В четверг Крапивников заявился в Дом культуры задолго до начала встречи и почти час слонялся по залу взад-вперед – от нечего делать. Ожидание было мучительным. Сердце билось громко – как-то меня примут столичные знаменитости?

Когда наконец появились первые гости, Илья был весьма удивлен их богемным, совсем не официальным видом. На банкете его усадили рядом с хорошенькой девушкой, Леной (той самой – дальней родственницей великого Талалаева). Крапивников боялся лишний раз взглянуть на нее, девица тоже помалкивала, изредка бросая на молодого поэта лукавые косые взгляды. С другой стороны сидел неизвестный Илье толстенный лысый мужик бомжеватого вида (он оказался знаменитым поэтом-песенником). Сосед постоянно подливал себе водки, громогласно хвастаясь тем, как в армии спирт литрами глушил, и чокался с Ильей «за здравие культуры нашей несчастной». Крапивников пил – от волнения, чтоб забыться, – и медленно, но верно приходил в состояние глубокого алкогольного опьянения.

Большую часть спектакля Илья чувствовал нестерпимую тошноту. Он так и не понял, что на сцене строили троглодиты, ассирийцы, рыцари и купцы.
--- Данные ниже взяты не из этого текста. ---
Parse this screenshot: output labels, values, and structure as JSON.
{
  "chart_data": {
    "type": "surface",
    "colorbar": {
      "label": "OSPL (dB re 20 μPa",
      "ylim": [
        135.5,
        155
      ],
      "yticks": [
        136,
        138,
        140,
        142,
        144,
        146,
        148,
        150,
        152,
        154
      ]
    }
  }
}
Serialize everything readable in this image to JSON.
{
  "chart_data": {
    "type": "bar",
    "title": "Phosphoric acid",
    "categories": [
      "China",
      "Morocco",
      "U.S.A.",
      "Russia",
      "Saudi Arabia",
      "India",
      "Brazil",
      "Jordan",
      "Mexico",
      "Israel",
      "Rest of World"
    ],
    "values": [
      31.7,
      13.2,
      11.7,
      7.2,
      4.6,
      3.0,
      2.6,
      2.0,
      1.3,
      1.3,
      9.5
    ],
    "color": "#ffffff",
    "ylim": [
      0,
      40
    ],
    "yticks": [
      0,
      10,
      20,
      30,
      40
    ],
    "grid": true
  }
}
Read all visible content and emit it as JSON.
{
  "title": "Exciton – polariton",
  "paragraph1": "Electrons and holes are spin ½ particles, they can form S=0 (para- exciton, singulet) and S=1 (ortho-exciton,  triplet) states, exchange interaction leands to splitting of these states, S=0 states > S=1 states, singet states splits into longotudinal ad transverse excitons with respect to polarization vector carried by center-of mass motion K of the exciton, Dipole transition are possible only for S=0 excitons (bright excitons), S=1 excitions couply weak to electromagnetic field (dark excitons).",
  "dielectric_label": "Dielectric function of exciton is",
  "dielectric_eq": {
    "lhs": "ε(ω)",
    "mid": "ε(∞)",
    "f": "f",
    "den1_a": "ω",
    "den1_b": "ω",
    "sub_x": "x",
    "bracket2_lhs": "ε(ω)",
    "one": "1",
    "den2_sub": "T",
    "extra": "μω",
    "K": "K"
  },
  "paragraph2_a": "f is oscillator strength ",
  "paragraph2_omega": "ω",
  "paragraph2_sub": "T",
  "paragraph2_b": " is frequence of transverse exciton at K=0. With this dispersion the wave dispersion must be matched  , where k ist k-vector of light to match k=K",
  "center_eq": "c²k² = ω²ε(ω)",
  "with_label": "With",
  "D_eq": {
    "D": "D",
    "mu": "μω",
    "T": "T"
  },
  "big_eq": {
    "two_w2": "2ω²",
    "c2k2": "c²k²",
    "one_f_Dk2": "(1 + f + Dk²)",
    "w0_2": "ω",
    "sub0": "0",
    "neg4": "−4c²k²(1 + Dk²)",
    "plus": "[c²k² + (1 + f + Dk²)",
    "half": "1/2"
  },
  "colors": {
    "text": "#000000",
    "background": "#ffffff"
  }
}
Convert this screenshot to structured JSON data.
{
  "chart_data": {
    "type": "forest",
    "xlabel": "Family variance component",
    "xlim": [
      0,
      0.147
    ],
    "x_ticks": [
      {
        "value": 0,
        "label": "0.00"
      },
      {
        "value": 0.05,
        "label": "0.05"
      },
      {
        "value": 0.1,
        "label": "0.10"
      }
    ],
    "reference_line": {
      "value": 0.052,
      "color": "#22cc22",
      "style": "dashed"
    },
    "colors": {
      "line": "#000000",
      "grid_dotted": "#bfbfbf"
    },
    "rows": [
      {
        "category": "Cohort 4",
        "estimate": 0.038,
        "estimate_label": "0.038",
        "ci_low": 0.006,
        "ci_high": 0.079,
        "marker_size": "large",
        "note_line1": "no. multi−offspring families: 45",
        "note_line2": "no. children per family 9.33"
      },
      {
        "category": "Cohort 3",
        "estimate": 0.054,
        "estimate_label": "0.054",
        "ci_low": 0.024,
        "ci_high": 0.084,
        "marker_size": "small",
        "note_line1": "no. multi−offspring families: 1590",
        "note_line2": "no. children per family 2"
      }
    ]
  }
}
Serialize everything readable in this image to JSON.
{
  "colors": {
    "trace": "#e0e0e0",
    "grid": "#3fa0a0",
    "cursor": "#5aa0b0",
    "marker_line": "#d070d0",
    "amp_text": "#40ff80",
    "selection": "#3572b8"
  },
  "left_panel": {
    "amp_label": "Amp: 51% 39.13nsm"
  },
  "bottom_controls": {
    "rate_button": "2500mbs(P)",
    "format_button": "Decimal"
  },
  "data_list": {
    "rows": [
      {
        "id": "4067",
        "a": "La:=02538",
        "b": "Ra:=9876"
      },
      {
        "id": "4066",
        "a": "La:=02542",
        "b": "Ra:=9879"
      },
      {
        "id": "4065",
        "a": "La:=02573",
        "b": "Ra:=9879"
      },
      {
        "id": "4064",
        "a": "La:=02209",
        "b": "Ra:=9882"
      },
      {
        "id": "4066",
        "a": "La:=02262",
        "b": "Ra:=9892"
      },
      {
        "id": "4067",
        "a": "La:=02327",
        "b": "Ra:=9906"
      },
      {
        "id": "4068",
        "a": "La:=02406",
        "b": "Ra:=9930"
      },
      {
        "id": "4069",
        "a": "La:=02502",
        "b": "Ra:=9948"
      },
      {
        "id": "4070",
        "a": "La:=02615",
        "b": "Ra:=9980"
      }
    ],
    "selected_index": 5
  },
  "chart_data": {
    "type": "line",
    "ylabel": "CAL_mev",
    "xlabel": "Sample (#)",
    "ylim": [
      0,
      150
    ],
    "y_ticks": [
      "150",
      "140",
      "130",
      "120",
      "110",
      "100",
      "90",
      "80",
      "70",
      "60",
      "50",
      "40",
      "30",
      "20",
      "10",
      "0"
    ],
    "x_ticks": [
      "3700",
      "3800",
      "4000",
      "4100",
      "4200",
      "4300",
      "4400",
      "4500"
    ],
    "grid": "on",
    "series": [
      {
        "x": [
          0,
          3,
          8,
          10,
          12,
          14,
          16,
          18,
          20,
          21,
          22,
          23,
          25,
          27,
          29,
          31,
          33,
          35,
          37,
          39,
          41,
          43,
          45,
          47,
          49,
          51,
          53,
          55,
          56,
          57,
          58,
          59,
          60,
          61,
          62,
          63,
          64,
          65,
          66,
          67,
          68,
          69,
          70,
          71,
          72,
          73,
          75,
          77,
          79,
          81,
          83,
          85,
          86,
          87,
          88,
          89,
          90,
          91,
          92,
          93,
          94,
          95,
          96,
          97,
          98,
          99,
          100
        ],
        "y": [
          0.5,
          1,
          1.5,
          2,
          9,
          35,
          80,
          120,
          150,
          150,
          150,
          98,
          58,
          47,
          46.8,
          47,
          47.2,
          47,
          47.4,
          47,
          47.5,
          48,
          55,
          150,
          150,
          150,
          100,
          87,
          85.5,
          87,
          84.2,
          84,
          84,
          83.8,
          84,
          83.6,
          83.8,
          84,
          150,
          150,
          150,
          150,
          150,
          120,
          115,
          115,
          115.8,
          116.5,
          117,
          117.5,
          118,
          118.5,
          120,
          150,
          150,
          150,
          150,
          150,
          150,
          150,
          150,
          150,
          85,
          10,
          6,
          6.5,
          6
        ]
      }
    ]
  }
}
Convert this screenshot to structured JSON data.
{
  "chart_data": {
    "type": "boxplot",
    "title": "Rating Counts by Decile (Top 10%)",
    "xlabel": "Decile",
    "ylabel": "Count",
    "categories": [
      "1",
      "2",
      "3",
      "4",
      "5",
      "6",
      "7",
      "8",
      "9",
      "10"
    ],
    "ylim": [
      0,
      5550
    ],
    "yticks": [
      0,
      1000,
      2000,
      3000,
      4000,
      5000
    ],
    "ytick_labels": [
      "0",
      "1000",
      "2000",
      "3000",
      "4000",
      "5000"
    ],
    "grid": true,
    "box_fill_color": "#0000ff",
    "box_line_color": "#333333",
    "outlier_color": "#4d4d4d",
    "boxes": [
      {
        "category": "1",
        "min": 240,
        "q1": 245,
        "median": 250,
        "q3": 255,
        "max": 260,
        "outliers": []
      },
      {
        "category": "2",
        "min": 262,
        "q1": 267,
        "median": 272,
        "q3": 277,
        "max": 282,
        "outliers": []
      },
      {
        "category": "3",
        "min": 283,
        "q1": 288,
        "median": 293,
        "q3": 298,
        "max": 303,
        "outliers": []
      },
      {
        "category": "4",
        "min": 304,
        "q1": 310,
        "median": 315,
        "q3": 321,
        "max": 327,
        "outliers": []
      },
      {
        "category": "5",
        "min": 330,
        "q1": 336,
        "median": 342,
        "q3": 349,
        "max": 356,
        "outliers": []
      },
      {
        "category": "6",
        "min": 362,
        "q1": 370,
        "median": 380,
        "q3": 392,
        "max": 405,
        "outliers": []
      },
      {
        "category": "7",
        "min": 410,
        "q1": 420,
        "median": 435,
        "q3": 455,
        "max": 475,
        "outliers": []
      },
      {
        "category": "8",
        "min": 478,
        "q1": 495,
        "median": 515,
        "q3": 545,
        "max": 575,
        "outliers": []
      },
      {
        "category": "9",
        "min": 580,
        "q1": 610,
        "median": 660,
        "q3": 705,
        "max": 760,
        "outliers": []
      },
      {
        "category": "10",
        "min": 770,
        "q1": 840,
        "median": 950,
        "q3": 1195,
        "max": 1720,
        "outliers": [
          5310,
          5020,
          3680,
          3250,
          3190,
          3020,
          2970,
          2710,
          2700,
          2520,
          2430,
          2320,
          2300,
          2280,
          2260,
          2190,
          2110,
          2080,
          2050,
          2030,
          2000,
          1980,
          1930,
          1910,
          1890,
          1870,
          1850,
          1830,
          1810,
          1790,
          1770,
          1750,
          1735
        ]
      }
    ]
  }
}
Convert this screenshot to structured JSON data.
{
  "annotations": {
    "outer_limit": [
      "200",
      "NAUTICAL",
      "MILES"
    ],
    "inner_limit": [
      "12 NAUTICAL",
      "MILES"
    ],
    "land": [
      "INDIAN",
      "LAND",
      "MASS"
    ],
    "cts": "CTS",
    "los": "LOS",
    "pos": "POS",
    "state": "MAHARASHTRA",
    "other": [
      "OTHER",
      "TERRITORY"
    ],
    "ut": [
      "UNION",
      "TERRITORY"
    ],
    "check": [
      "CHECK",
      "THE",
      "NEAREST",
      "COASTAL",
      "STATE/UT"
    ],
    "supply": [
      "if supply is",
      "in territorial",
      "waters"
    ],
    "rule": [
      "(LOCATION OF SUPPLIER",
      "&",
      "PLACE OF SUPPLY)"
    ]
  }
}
В сцене, где капиталист во фраке полез на башню, и она начала под ним заваливаться, Крапивников вынужден был покинуть зал, чтобы в каком-нибудь укромном месте извергнуть из желудка все поглощенное на банкете.

Вернувшись одновременно в общество и в состояние относительной трезвости, молодой поэт обнаружил, что представление закончилось и уже идет турнир поэтов. Участвовать в нем Илья не мог – опоздал на регистрацию. Осталось только одно – если нельзя победить на турнире, надо его сорвать! Полупьяный Крапивников начал задавать выступавшим неудобные вопросы, «срезать» их – почти по Шукшину. Москвичи весело отшучивались. Было понятно, что их эта ситуация только забавляет. Вконец разозленный Крапивников решил устроить гостям скандал и полез на сцену, желая проорать залу какие-то сложившиеся в его сознании стихи, но не смог выстоять на ногах и упал со сцены с микрофоном в обнимку. Его рыдания заглушал общий хохот.

Вечер был испорчен, карьера Ильи – тоже. Увести неадекватного гостя домой доверили той самой девушке, которая сидела рядом с ним на банкете. Пьяный Илья, рыдая, всю дорогу признавался ей в любви.

 

* * *

 

На следующий день Крапивников, придя в себя и оценив масштаб случившейся трагедии, отправился просить прощения у прекрасной родственницы Страшно Сказать Кого, которую мог оскорбить своими признаниями.

Эта девушка, Лена Игумнова, прозванная друзьями «Ледой», –красивая, смелая, из обеспеченной семьи, – жила в Москве, где успешно училась в ИМЛИ и уже готовилась к защите диссертации о Блоке и революции.

Внешность Леды была по-своему яркой и запоминающейся. Чуть ниже среднего роста, с длинными черными волосами, круглыми черными «гипнотизирующими» глазами, длинными-длинными ресницами, коротким вздернутым носиком, большими пухлыми губами, которые она иногда – в минуты волнения – соблазнительно покусывала, девушка легко производила впечатление на мужчин. Умение по-актерски эффектно произносить длинные монологи увеличивало силу ее воздействия на людей. Говорила она громким, резким, гортанным голосом, как правило, высоко закинув голову, с надрывом, самозабвенно, словно отрываясь от земли, но сохраняя стальное сияние воли в глазах. Ей нравилось производить впечатление, – вся ее жизнь была красивым театральным жестом, вызывающим восторг у публики.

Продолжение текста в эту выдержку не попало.